In reaction to the leak of audio of a statement read by Pfc. Bradley Manning in military court at Fort Meade last month, a military public affairs officer told reporters credentialed to cover his court martial, “Police yourselves.” The officer scolded the press saying, “If there is another violation, everyone feels the pain, not just certain individuals.”

The Freedom of the Press Foundation (FPF) in March published a copy of audio someone recorded of Manning reading the statement he wrote when he pled guilty to disclosing some information to WikiLeaks. FPF saw the publication of the audio as an act that supported journalism, which combatted “overreaching government secrecy.” It noted, “While reporters are allowed in the courtroom, no audio or visual recordings are permitted by the judge, no transcripts of the proceedings or any motions by the prosecution have been released, and lengthy court orders read on the stand by the judge have not been published for public review.”

The officer offered no proof that the leak came from a particular individual, who was in the media operations center. Her comments just made it clear the public affairs officer had adopted a posture toward the press that we were all suspects.

“This media operation center is a privilege, not a requirement,” the officer declared. She suggested this privilege could be taken away. The press pool might have to go to the court room where computers would not be allowed if another leak occurred.

Her passive aggressive statements to press continued: “Everybody has said they are journalist to be credentialed for this proceeding. That means you abide by the journalist ethics rules.” And, “if you see somebody doing a violation, police the rules.” In other words, become a snitch or informer and help the military do its job of keeping the proceedings secure.

No Mussolini School of Journalism exists so one can confidently say that there is no journalism school that teaches journalists to police fellow individuals in their profession, including others they may work alongside in a press pool.

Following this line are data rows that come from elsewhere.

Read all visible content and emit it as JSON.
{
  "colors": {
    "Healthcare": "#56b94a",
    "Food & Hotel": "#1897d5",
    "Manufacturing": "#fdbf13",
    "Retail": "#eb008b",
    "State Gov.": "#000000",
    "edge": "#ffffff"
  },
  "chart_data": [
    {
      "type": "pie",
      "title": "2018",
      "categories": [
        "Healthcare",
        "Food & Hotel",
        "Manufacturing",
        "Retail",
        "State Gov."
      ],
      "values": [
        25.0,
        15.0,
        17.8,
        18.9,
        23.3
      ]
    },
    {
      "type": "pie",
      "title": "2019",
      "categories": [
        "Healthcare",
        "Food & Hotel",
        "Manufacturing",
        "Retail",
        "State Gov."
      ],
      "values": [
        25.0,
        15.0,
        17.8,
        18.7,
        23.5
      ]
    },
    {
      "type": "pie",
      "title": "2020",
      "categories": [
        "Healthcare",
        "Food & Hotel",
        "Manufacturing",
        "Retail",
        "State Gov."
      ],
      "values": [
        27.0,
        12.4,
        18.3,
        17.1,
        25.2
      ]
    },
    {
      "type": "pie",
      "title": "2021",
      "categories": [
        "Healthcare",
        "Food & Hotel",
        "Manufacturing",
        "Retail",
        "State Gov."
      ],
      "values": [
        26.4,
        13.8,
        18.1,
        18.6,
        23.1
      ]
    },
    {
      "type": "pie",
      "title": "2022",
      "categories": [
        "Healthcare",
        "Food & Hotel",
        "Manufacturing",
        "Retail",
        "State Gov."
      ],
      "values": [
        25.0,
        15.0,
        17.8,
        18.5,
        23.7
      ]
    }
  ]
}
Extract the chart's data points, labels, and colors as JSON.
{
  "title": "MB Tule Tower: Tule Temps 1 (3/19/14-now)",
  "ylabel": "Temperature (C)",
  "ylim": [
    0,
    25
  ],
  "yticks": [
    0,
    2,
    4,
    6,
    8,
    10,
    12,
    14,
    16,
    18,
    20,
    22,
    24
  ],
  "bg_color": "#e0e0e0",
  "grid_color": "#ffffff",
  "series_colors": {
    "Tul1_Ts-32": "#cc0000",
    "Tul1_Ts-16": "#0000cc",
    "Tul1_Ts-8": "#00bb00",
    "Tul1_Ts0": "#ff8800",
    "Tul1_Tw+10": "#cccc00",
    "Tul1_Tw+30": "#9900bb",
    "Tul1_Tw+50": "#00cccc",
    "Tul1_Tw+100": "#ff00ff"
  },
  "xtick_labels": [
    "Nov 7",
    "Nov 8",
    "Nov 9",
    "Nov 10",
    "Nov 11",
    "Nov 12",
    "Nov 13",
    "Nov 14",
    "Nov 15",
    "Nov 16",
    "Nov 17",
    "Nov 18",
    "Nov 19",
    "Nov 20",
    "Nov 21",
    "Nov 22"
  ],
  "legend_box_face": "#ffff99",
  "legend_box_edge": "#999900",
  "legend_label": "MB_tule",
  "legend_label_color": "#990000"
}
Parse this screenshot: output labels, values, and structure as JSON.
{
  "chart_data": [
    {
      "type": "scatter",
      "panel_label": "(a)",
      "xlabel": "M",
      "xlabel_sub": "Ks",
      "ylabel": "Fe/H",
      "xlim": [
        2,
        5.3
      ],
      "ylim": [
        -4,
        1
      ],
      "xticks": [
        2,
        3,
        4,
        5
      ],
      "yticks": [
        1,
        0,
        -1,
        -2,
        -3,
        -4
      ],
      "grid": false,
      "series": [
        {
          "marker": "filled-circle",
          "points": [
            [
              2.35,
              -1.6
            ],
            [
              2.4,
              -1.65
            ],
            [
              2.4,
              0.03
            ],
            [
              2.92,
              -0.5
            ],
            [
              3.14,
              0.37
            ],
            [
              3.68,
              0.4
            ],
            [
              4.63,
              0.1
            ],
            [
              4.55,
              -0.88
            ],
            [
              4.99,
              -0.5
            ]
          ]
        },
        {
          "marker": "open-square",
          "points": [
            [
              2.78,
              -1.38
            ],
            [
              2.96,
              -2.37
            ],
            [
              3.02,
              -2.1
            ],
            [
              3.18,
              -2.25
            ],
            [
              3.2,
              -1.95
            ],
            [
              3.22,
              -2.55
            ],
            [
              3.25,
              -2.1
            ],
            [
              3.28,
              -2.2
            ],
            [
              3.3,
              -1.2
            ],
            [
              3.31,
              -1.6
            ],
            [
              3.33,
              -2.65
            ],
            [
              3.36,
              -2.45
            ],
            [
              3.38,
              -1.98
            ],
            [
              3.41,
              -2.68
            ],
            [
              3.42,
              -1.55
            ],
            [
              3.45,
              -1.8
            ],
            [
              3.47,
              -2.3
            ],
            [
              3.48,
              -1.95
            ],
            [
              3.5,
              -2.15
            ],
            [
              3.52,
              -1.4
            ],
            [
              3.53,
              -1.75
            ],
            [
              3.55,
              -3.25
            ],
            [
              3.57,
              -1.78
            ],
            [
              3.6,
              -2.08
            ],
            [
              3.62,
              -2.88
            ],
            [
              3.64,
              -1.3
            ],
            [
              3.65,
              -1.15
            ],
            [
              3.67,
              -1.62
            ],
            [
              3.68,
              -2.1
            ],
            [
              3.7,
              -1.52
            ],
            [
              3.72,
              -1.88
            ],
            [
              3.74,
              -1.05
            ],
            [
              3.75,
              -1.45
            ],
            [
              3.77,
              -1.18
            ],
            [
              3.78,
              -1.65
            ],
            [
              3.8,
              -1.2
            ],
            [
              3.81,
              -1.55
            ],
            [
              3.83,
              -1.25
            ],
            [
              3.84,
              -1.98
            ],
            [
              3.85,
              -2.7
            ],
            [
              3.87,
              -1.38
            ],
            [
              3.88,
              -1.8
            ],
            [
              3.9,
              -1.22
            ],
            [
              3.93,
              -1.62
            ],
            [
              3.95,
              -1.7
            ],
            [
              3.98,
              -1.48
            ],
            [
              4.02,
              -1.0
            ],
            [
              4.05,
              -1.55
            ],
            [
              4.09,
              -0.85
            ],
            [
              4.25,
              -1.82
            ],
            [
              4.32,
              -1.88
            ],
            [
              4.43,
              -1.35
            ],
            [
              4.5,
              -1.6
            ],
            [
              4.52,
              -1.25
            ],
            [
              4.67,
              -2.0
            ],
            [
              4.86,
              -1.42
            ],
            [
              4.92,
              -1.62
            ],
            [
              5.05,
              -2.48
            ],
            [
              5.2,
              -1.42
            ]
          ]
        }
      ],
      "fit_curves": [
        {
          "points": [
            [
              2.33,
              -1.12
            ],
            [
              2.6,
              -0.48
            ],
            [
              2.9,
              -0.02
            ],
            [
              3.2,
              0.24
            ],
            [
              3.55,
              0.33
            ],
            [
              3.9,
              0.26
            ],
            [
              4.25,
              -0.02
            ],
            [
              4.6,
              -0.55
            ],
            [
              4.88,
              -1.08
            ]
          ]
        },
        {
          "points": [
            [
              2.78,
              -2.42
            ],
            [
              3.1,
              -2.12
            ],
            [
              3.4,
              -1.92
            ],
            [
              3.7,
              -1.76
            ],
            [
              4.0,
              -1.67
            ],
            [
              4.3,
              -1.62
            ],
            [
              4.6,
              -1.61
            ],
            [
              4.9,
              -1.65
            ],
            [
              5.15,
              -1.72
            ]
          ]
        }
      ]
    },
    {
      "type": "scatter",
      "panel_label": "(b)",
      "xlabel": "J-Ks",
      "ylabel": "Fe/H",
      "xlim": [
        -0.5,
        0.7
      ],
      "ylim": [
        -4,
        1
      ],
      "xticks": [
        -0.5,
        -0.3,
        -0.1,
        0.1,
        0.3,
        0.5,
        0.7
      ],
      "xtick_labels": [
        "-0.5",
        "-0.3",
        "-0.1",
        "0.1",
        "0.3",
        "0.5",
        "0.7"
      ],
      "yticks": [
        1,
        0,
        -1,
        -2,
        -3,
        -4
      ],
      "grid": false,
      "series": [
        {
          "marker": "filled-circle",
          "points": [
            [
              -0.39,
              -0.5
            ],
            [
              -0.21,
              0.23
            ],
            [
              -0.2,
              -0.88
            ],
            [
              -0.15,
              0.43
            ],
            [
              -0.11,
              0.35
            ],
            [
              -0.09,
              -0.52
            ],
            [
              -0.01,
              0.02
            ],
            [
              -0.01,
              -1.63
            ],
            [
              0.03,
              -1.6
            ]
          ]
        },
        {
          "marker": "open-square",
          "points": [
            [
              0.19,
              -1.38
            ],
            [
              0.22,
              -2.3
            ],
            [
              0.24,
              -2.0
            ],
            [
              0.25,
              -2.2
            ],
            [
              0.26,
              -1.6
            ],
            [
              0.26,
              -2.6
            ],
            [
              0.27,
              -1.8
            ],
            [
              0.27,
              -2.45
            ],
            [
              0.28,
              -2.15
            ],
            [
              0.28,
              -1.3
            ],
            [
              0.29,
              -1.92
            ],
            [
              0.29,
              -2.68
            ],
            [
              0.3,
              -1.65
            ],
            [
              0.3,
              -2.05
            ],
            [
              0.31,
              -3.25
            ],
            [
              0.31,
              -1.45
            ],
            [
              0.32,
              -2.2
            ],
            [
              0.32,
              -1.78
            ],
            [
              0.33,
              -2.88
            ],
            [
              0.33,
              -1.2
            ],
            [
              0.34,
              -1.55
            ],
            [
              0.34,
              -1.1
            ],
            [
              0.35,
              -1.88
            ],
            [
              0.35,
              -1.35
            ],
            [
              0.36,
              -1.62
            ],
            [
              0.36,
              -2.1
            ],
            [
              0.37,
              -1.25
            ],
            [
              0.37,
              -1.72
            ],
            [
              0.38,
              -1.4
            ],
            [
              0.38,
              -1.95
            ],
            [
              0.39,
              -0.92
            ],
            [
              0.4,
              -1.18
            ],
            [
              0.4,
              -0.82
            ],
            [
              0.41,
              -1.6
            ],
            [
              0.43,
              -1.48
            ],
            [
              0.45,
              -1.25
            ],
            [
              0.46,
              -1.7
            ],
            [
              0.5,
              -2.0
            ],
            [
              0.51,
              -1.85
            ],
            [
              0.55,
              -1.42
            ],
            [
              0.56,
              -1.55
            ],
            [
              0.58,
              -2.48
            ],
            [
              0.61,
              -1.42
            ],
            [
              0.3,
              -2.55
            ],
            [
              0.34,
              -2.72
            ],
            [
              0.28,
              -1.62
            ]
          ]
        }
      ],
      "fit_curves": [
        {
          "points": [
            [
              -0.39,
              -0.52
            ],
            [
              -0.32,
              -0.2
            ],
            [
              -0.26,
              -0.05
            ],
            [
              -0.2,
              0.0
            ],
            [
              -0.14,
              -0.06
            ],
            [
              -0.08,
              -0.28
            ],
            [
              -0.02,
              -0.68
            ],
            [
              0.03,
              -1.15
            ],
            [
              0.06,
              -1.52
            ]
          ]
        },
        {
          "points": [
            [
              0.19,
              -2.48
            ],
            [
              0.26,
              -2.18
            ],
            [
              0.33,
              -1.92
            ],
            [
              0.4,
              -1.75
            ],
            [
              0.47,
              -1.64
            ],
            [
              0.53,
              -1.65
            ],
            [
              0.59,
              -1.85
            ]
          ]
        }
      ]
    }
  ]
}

She also said, “Protect the sanctity of the proceedings.” The fact that she used the word “sanctity” shows that these officers are indoctrinated with security culture to an extent that they follow it as if it were religion.

This display of contempt for freedom of the press came on the same day that the Army actually took the unprecedented step of handing out physical copies of two rulings issued by the judge during court proceedings. It was clear this would not be happening every day (despite the fact that it should).

A military legal matter expert actually called the Freedom of Information Act process “cumbersome” and said, “We have more latitude in here because it’s not in response to FOIA.” What he meant was that it is actually easier to give members of the press copies of the rulings on the day they are issued. (However, the military still wants to apply FOIA exemptions to court records, which seems inappropriate and a violation of the First Amendment.)

As I wrote earlier today, Fort Meade may operate under a standard that all press are potential suspects who could commit security violations at any moment. I recognize they are here to protect the security or, as the officer put it, “sanctity of the legal proceedings.” But, reporters are not at the proceedings to protect security. They are there as reporters to cover the proceedings so that others in the United States—and the world—can be informed of developments.

It is the military officers on base whose job it is to zealously guard the proceedings—and all who do are very committed to this duty. In fact, the military is so committed that the judge ordered that media not be allowed to have cell phones in the media center, which is collective punishment of reporters (people whom the military has no proof played any role in the leak).

In a press release put out by the Bradley Manning Support Network, Michael Ratner of the Center for Constitutional Rights (CCR) characterized this statement that media access was a privilege and not a right, “One of the more foolish and dangerous propositions I have ever heard.”

“Calling access a ‘privilege’ is to say it can be taken away at the whim of the judge. That befits a dictatorship not a democracy,” Ratner stated. “Access to criminal proceedings including pretrial hearings is guaranteed by the First Amendment to the Constitution, a right that can be limited only in the most extreme of circumstances. ”

If the military has not adopted a posture that the press are all suspects, then they have at least shown they are willing to treat press in the pool as kindergarteners. And, unless media are good little girls and boys and obey the rules like they are supposed to do, they are going to lose recess or playtime—which in this case is a level of press freedom that has made it possible for reporters to cover the court martial comprehensively, even as court records have mostly been withheld from the press.